Giuseppe Drugman (27 April 1810 – 1 October 1846) was an Italian landscape and cityscape painter.

==Biography==
He was born in Parma, where his father was a carpenter and woodcarver at the ducal court. He attended the Academy of Fine Arts in Parma, where he studied with the landscape painter, Giuseppe Boccaccio. During the uprisings of 1831, he and his brother Massimo were suspected of belonging to the Carbonari, but were eventually cleared. In 1835, he participated in a competition for young artists sponsored by Duchess Maria Luigia. The first prize was 18 months to study in Rome. He was awarded the prize in the landscape category for his painting of a deer hunt.

He went to Rome in 1837 and began sending his canvases home; notably scenes of Tiber Island and the Colosseum, done in a style reminiscent of Claude Lorrain. Towards the end of his stay, he spent some time in Albano.

He returned to Parma in the summer of 1838, was married, and began executing commissions for the Court, including views of the Palazzo del Giardino and several vedute of Parma. He also substituted for Boccaccio as a landscape teacher at the Academy whenever the latter visited Naples. In 1841, he was especially busy with commissions, doing canvases of the Ducal Palace of Colorno, as well as other vedute of Parma, including:

- Fishpond in the Ducal Garden
- The Road from Parma to La Spezia
- At Monte Prinzera
- Close to the Taro
- Parma Seen from the Road to Langhirano
- New Bridge over the Sporzana near Fornovo di Taro
- Entry to the Royal Citadel
- New Royal Barracks at the Citadel

In 1844 he, Luca Gandaglia (c.1780–c.1850) and Giuseppe Giorgi were engaged to paint scenes from the operas I Lombardi and Maria di Rohan at the Teatro Regio.
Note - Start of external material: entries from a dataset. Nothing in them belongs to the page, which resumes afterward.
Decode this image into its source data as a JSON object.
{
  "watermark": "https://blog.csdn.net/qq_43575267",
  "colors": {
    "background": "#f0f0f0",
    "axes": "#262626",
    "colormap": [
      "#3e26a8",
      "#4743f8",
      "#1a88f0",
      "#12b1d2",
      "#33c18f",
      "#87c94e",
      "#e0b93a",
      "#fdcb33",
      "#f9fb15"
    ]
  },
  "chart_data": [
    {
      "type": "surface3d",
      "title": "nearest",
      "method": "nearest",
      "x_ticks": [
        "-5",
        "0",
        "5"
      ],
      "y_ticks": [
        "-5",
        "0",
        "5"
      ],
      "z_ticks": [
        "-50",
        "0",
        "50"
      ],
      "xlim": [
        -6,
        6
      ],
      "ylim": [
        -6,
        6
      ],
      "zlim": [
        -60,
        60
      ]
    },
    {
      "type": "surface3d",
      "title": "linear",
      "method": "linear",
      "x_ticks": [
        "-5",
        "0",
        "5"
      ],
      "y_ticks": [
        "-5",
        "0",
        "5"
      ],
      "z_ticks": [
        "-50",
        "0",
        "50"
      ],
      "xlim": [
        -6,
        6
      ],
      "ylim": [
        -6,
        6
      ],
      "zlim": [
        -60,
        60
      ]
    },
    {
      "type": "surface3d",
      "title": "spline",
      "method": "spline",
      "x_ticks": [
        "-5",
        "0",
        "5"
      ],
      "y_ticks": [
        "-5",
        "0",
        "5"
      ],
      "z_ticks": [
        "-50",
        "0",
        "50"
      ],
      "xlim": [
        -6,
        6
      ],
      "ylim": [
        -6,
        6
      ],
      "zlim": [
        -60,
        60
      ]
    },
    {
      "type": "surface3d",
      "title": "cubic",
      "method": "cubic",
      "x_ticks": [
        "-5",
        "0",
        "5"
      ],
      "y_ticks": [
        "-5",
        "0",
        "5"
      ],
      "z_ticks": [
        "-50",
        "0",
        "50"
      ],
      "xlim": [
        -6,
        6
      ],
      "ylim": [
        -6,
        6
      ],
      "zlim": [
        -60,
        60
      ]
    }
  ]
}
He also painted for the court Veduta della nuova strada di Berceto (1844), a veduta del reale Casino dei Boschi (1845), and a veduta del reale giardino di Parma (1846).

He died in Parma of tuberculosis, aged only 36.

In 2014, a retrospective of his works was held at the Museo Glauco Lombardi. A small street in Parma is named after him.